James winds up meeting several charlatans because the Ayahuasca practice is rotten with scam artists as a result of primarily Americans showing up for treatment practically begging to be fleeced. The con men are happy to separate fools from their money.
He found one particularly unpleasant individual stockpiling and selling something he’s says is Ayahuasca (street value, according to his reckoning $250K). He’s an American ex-con so creepy he’ll make your flesh crawl who also raises and fights gamecocks to “keep in touch with my warrior spirit.” This is probably just me but the feverish wild-eyed breathlessly intoned proverbs about the spirits of the forest and the magic of the ceremony are orders of magnitude more repulsive coming from a skeevy ex-pat white guy.
In another sweat lodge Ayahuasca ceremony James witnesses the death of a participant who reacted poorly to the drug. This does not deter him.
Eventually he meets a shaman who offers to treat him for free, a kindly well-intentioned man named Pepe.
“The worst thing that could happen would be someone who is authentically unwell watching the film and beginning to wonder whether the cure is in the jungle”
James brings that old white-kid-seeks-magic-brown-person racism to this relationship.There’s a special kind of disrespect and ignorance that leads people to make this “noble savage” connection. It’s not malicious or intentional, James thinks he’s running away from the failings of American culture, but he winds up being the embodiment of them wandering wide-eyed through the Amazon.
Pepe puts James through several months of purification dieting and ritual isolation.Eventually Pepe brews the Ayahuasca and James partakes. Cue the hallucination scenes from Natural Born Killers and Altered States.

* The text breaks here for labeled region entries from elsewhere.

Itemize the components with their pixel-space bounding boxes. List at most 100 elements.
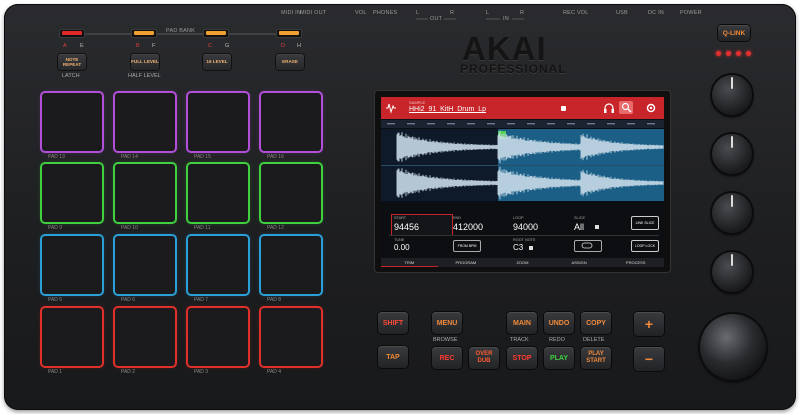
pad-label: PAD 7 bbox=[194, 297, 209, 303]
browse-label: BROWSE bbox=[433, 337, 458, 343]
dc-in-label: DC IN bbox=[648, 10, 664, 16]
slice-value[interactable]: All bbox=[574, 222, 584, 232]
pad-pad-16[interactable] bbox=[261, 93, 321, 151]
root-note-dropdown-icon[interactable] bbox=[529, 246, 533, 250]
play-start-button[interactable]: PLAY START bbox=[581, 347, 611, 369]
screen-tab-assign[interactable]: ASSIGN bbox=[551, 258, 608, 267]
qlink-knob-1[interactable] bbox=[712, 75, 752, 115]
qlink-knob-3[interactable] bbox=[712, 193, 752, 233]
main-button[interactable]: MAIN bbox=[507, 312, 537, 334]
root-note-value[interactable]: C3 bbox=[513, 243, 523, 252]
pad-label: PAD 2 bbox=[121, 369, 136, 375]
bank-g-letter: G bbox=[225, 43, 230, 49]
pad-label: PAD 6 bbox=[121, 297, 136, 303]
loop-label: LOOP bbox=[513, 216, 524, 220]
erase-button[interactable]: ERASE bbox=[276, 54, 304, 70]
qlink-led-4 bbox=[746, 51, 751, 56]
pad-label: PAD 5 bbox=[48, 297, 63, 303]
sample-name[interactable]: HHi2_91_KitH_Drum_Lp bbox=[409, 106, 486, 113]
bank-connector-lines bbox=[85, 33, 276, 35]
pad-label: PAD 16 bbox=[267, 154, 284, 160]
pad-pad-14[interactable] bbox=[115, 93, 175, 151]
q-link-button[interactable]: Q-LINK bbox=[718, 25, 750, 41]
screen-tab-zoom[interactable]: ZOOM bbox=[494, 258, 551, 267]
redo-label: REDO bbox=[549, 337, 565, 343]
qlink-led-3 bbox=[736, 51, 741, 56]
pad-pad-13[interactable] bbox=[42, 93, 102, 151]
pad-pad-10[interactable] bbox=[115, 164, 175, 222]
pad-label: PAD 11 bbox=[194, 225, 211, 231]
tap-button[interactable]: TAP bbox=[378, 346, 408, 368]
usb-label: USB bbox=[616, 10, 628, 16]
midi-out-label: MIDI OUT bbox=[300, 10, 327, 16]
plus-button[interactable]: + bbox=[634, 312, 664, 336]
undo-button[interactable]: UNDO bbox=[544, 312, 574, 334]
qlink-knob-2[interactable] bbox=[712, 134, 752, 174]
qlink-led-1 bbox=[716, 51, 721, 56]
pad-pad-11[interactable] bbox=[188, 164, 248, 222]
pad-pad-4[interactable] bbox=[261, 308, 321, 366]
waveform-channel bbox=[396, 166, 664, 200]
pad-pad-1[interactable] bbox=[42, 308, 102, 366]
data-wheel[interactable] bbox=[700, 314, 766, 380]
settings-icon[interactable] bbox=[645, 102, 657, 114]
minus-button[interactable]: − bbox=[634, 347, 664, 371]
shift-button[interactable]: SHIFT bbox=[378, 312, 408, 334]
pad-pad-12[interactable] bbox=[261, 164, 321, 222]
waveform-channel bbox=[396, 130, 664, 164]
note-repeat-button[interactable]: NOTE REPEAT bbox=[58, 54, 86, 70]
full-level-button[interactable]: FULL LEVEL bbox=[131, 54, 159, 70]
pad-pad-5[interactable] bbox=[42, 236, 102, 294]
screen-tab-process[interactable]: PROCESS bbox=[607, 258, 664, 267]
sample-dropdown-icon[interactable] bbox=[561, 106, 566, 111]
loop-value[interactable]: 94000 bbox=[513, 222, 538, 232]
power-label: POWER bbox=[680, 10, 702, 16]
bank-f-letter: F bbox=[152, 43, 156, 49]
param-divider bbox=[389, 235, 659, 236]
loop-lock-button[interactable]: LOOP LOCK bbox=[631, 240, 659, 252]
pad-pad-15[interactable] bbox=[188, 93, 248, 151]
waveform-mode-icon bbox=[386, 103, 396, 114]
pad-pad-8[interactable] bbox=[261, 236, 321, 294]
start-value[interactable]: 94456 bbox=[394, 222, 419, 232]
delete-label: DELETE bbox=[583, 337, 605, 343]
tune-value[interactable]: 0.00 bbox=[394, 243, 410, 252]
out-bracket-lines bbox=[416, 18, 524, 20]
from-bpm-button[interactable]: FROM BPM bbox=[453, 240, 481, 252]
bank-c-letter: C bbox=[208, 43, 212, 49]
touch-screen[interactable]: SAMPLE HHi2_91_KitH_Drum_Lp START 94456 … bbox=[381, 97, 664, 267]
sixteen-level-button[interactable]: 16 LEVEL bbox=[203, 54, 231, 70]
pad-pad-6[interactable] bbox=[115, 236, 175, 294]
pad-pad-3[interactable] bbox=[188, 308, 248, 366]
bank-e-letter: E bbox=[80, 43, 84, 49]
professional-logo: PROFESSIONAL bbox=[460, 62, 567, 76]
pad-label: PAD 3 bbox=[194, 369, 209, 375]
screen-tab-trim[interactable]: TRIM bbox=[381, 258, 438, 267]
play-button[interactable]: PLAY bbox=[544, 347, 574, 369]
pad-pad-9[interactable] bbox=[42, 164, 102, 222]
pad-pad-7[interactable] bbox=[188, 236, 248, 294]
headphones-icon[interactable] bbox=[603, 102, 615, 114]
pad-pad-2[interactable] bbox=[115, 308, 175, 366]
vol-label: VOL bbox=[355, 10, 367, 16]
end-value[interactable]: 412000 bbox=[453, 222, 483, 232]
sample-header-label: SAMPLE bbox=[409, 100, 426, 105]
menu-button[interactable]: MENU bbox=[432, 312, 462, 334]
bank-d-letter: D bbox=[281, 43, 285, 49]
qlink-knob-4[interactable] bbox=[712, 252, 752, 292]
root-note-label: ROOT NOTE bbox=[513, 238, 536, 242]
screen-tab-program[interactable]: PROGRAM bbox=[438, 258, 495, 267]
slice-dropdown-icon[interactable] bbox=[595, 225, 599, 229]
bank-a-button[interactable] bbox=[59, 29, 85, 38]
track-label: TRACK bbox=[510, 337, 529, 343]
bank-b-letter: B bbox=[136, 43, 140, 49]
copy-button[interactable]: COPY bbox=[581, 312, 611, 334]
waveform bbox=[396, 130, 664, 200]
link-slice-button[interactable]: LINK SLICE bbox=[631, 216, 659, 230]
overdub-button[interactable]: OVER DUB bbox=[469, 347, 499, 369]
end-label: END bbox=[453, 216, 462, 220]
stop-button[interactable]: STOP bbox=[507, 347, 537, 369]
pad-label: PAD 13 bbox=[48, 154, 65, 160]
rec-button[interactable]: REC bbox=[432, 347, 462, 369]
bank-h-letter: H bbox=[297, 43, 301, 49]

James speaks of communing with the spirit of Ayahuasca herself and seeing purgative visions of the bad juju in his life. And so on.
The movie itself is well made, beautiful to look at, the soundtrack is good. A spin through the list of executive producers reveals that Leonardo DiCaprio was involved so the effort had some Hollywood juice, even though Degan did fund it at least partially through Kickstarter.

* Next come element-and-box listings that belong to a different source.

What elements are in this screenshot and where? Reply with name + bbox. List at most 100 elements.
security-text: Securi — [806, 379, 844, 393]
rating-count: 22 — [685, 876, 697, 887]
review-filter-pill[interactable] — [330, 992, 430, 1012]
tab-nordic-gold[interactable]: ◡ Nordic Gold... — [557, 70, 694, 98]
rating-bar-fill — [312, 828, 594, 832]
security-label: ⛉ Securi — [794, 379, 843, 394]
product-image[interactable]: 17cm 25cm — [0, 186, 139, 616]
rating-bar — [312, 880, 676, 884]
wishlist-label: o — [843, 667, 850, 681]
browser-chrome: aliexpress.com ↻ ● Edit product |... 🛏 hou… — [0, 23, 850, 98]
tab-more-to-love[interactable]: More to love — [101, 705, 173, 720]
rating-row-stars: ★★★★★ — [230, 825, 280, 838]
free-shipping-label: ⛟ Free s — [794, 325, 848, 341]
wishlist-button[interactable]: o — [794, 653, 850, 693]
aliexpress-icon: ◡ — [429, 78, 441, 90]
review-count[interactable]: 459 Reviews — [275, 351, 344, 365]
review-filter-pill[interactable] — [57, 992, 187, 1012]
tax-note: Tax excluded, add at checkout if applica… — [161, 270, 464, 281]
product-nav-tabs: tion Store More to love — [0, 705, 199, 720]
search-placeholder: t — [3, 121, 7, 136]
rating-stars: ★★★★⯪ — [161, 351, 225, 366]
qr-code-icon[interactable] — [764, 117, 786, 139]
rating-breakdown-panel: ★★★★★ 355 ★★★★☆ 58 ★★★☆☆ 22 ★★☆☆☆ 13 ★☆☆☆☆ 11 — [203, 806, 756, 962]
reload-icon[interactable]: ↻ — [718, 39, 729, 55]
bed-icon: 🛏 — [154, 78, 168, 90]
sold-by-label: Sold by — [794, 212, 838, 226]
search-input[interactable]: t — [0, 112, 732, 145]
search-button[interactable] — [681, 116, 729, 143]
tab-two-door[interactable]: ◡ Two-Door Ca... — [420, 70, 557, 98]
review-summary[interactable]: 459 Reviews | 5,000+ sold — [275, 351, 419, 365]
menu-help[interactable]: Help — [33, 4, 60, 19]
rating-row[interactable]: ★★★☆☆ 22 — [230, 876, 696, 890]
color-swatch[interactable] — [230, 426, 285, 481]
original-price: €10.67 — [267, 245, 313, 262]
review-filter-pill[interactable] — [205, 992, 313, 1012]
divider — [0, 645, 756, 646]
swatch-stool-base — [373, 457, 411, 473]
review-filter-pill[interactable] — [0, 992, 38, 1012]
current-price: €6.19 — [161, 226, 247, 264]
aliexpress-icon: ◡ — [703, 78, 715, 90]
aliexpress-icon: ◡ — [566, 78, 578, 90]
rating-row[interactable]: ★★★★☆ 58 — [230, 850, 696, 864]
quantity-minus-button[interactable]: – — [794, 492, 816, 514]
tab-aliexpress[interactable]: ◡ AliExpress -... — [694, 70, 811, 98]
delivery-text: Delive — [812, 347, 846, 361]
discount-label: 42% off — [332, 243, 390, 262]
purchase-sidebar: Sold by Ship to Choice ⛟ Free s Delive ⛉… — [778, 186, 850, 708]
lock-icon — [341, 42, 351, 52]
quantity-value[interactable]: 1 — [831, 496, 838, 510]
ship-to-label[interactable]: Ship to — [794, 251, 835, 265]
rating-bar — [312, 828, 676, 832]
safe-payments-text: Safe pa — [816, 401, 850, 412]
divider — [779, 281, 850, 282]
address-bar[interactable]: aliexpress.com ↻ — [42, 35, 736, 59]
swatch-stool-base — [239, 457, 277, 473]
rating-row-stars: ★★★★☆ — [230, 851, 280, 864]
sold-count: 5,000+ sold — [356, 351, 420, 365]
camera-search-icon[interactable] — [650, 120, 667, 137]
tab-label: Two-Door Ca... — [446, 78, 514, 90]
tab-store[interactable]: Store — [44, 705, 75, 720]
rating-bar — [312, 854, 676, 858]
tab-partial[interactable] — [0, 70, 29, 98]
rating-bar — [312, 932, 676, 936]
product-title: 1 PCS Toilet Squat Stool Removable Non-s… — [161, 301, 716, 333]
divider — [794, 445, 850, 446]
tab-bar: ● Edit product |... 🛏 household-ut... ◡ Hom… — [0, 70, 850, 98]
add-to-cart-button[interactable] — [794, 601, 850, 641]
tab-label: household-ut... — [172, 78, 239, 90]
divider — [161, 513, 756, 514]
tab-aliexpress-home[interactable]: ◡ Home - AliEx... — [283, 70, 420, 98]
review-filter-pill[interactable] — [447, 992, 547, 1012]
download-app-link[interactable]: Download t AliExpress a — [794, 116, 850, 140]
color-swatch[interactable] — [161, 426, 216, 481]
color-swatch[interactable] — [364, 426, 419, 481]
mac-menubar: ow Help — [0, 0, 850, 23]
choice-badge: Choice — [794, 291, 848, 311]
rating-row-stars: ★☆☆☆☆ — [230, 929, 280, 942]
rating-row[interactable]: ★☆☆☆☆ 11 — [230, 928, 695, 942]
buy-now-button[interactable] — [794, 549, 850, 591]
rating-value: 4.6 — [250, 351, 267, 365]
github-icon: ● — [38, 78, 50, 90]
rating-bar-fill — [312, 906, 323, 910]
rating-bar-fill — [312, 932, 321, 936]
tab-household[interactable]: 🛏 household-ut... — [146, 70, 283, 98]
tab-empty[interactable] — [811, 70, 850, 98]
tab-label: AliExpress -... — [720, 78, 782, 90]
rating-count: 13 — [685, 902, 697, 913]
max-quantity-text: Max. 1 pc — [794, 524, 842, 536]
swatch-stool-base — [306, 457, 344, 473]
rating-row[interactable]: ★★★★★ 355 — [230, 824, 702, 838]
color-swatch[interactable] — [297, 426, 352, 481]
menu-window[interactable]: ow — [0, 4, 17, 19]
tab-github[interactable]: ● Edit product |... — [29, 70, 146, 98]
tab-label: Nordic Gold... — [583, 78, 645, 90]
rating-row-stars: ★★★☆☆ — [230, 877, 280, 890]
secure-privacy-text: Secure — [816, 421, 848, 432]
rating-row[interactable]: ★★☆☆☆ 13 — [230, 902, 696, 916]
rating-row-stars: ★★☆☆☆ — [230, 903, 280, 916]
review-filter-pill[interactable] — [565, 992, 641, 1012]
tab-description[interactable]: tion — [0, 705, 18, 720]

After months of treatment and a ritual symbolic death, burial, and resurrection, James comes back to life. He sings. He plays with children and dogs. He notices women. He smiles. He hangs out relaxing with Pepe. His experience brought him some relief though he is clear when he arrives back home that he thinks he’s still sick and will need to continue some form of treatment.
This point is crucial. The worst thing that could happen would be someone who is authentically unwell watching the film and beginning to wonder whether the cure is in the jungle and then shuns treatment in favor of that vision quest. There’s much to be learned in the jungle about the land, the people, about yourself, and perhaps even about Ayahuasca but it is not a replacement for treatment.

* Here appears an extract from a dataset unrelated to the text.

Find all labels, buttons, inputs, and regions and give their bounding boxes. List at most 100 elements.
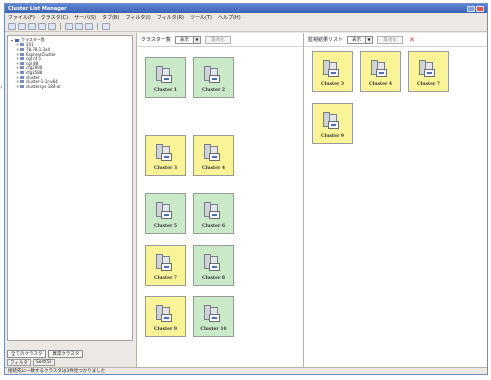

The last time we see Pepe he’s been banished from his village because he wasn’t charging people for his treatments and he had to move back to the city and get a job. He’s covered in motor oil and grime, apparently miserable, wrangling a car transmission in a parts shop. Pepe is caught now in the industrial nightmare of the romantic perspective: to see no beauty or elegance in the precision gearworks of that particular machine. The transmission is the perfect metaphor for the clash between the classic and romantic.
This could have been a great film if Degan had focused on that dichotomy and not just served up propaganda targeted at the credulous seeker.
The Last Shaman (2017) Written and Directed by: Raz Degan. Starring: James Freeman.